The group implemented an approach that incorporates the estimation of critical windows of exposure via a distributed lag function in a multilevel Cox proportional hazards framework that accounts for clustering among children by family and by postal code. Another advantage of the distributed lag model is that in settings in which there is a strong seasonal trend in a pollutant, such as that observed for PM2.5, the distributed lag function avoids the temporal confounding that arises in some simpler modeling approaches, such as separate models that use a single trimester-averaged exposure (9). Because trimesters are approximately the same length as a season, seasonal trends can result in unique correlation patterns among trimester-specific exposures. Notably, in Lavigne and colleagues (6), the trimester-specific UFP exposures do not exhibit such patterns, with all pairwise correlations around 0.6. It may be that for UFPs, the spatial variability is much higher than the temporal variability, so that seasonal variability is a smaller fraction of overall variability in UFP concentrations as compared with that for PM2.5, highlighting that considerations for modeling critical windows of exposure can differ according to the specific pollutant under study.

When considering effect modification, it was unclear whether they included interactions in the distributed lag models or simply in the aggregated pregnancy averaged models. In distributed lag models, the lagged function can vary in magnitude, in the location of the critical window, or both. Thus, it can be useful to parameterize the distributed lag function as an overall effect times a weight function that characterizes the critical window of exposure, and to allow either or both of these features to vary by subject characteristic (10).

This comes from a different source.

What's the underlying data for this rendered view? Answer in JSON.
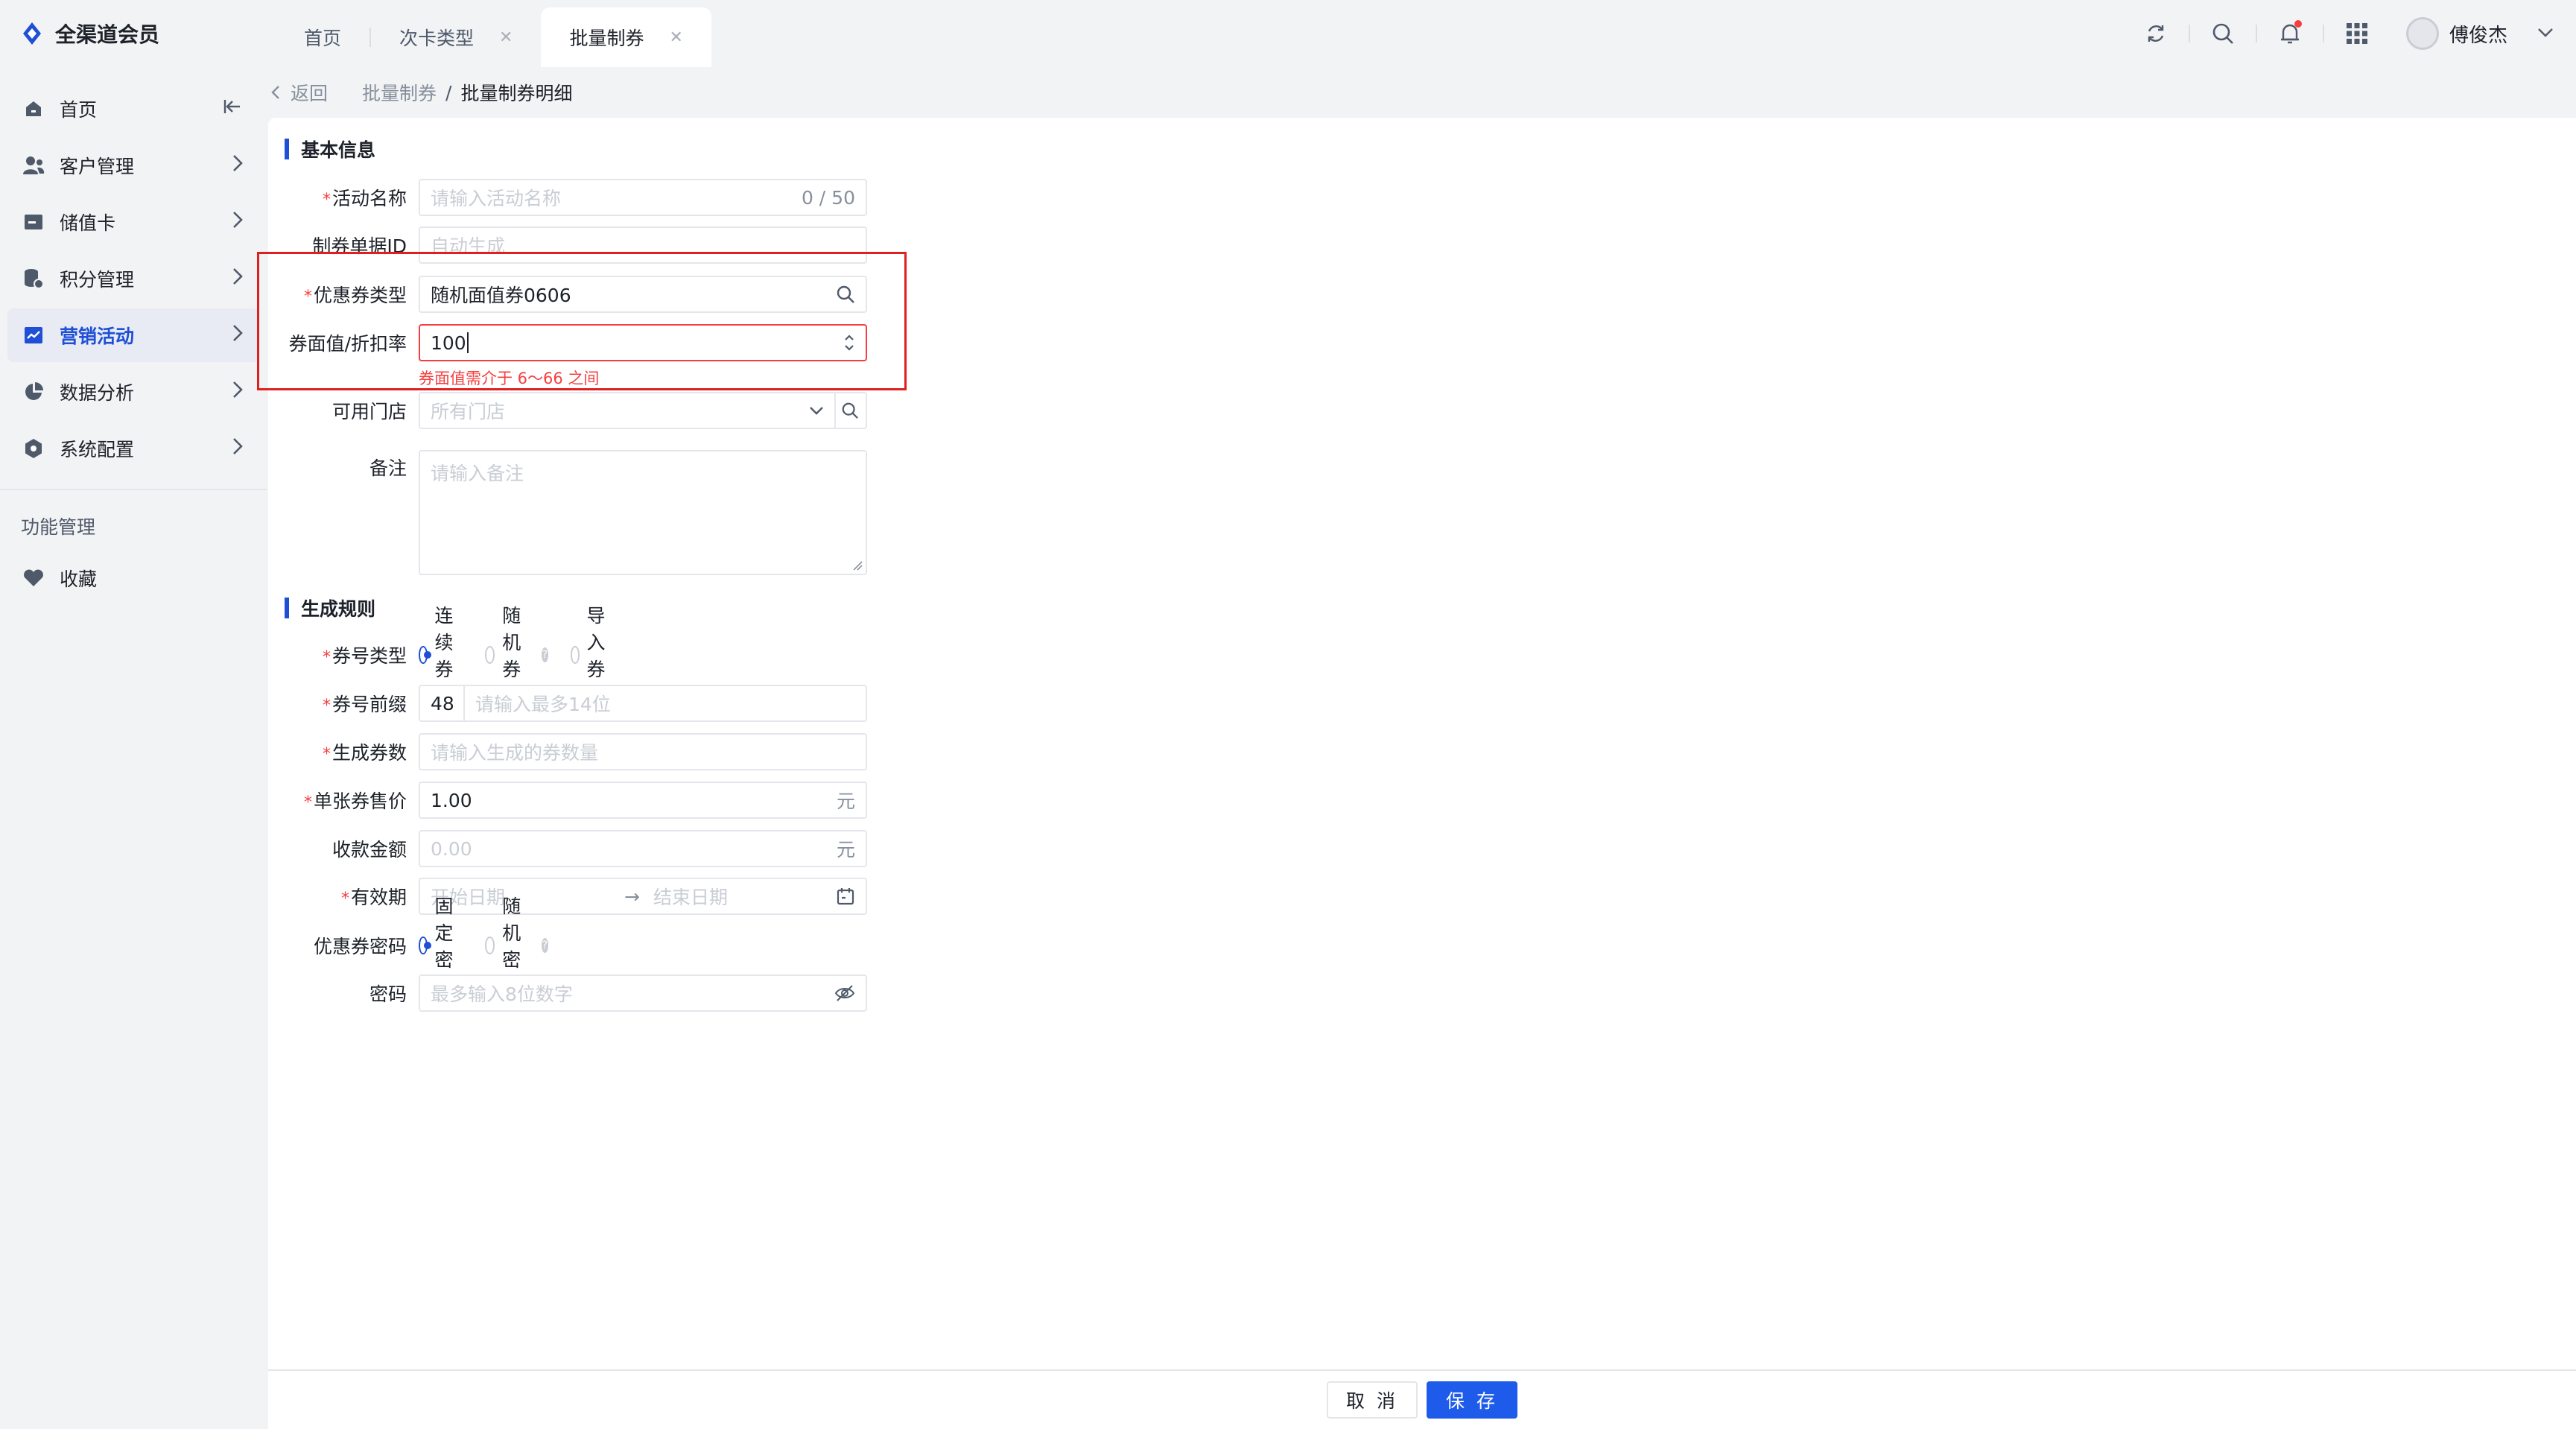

Notably, local and systemic induced oxidative stress is central to toxic effects of PM, with UFPs having even greater oxidative potential than other particle fractions. As optimal placental oxidant balance is critical for normal fetal development (11), signaling mechanisms operating at the level of the placenta are receiving increased attention with regard to the prenatal programming effects of air pollutants (12). Epigenetic mechanisms are already being examined in this context (13, 14). Recent studies focus on placental extracellular vesicles (EVs) as targets of environmental toxins. Placenta-derived EVs (i.e., 0.05- to 1-μm membrane-bound vesicles released into maternal and fetal circulations over gestation) prime maternal and fetal tissues via signaling molecules encapsulated in EVs (mRNA, microRNAs, DNA, lipids, and protein mediators), which interact with adjacent or distal cells to reprogram their phenotype and regulate their function. Although we cannot sample placenta during pregnancy to measure biological changes induced by particle exposures, we can readily assess the placental EVs and their content in a defined critical window via a maternal blood draw, conceptualized as a placental liquid biopsy (15). Figure 1 depicts a future strategy that would allow researchers to more comprehensively interrogate environmentally responsive mechanisms operating in the placenta, using a system biology approach that may provide markers of early risk and further elucidate underlying mechanisms.

Figure 1.

Placenta as a target of prooxidant pollutant effects: potential enhanced toxicity of ultrafine particles. Ultrafine particles penetrate deeper into the lungs, have greater ability to induce oxidative stress, and more readily enter the systemic circulation in mothers, all features that may enhance toxicity in this schema. Programming effects may result from pollutant-induced shifts in a number of molecular, cellular, and physiological states and their interacting systems in mothers and children. Specific key regulatory systems susceptible to programming may influence vulnerability to respiratory diseases including both central and peripheral components of neuroendocrine pathways and autonomic nervous system functioning, which, in turn, influence the immune system. ANS = autonomic nervous system; HPA = hypothalamic–pituitary–adrenal; miRNAs = microRNAs. Illustrated by J. Gregory (Mount Sinai Health System).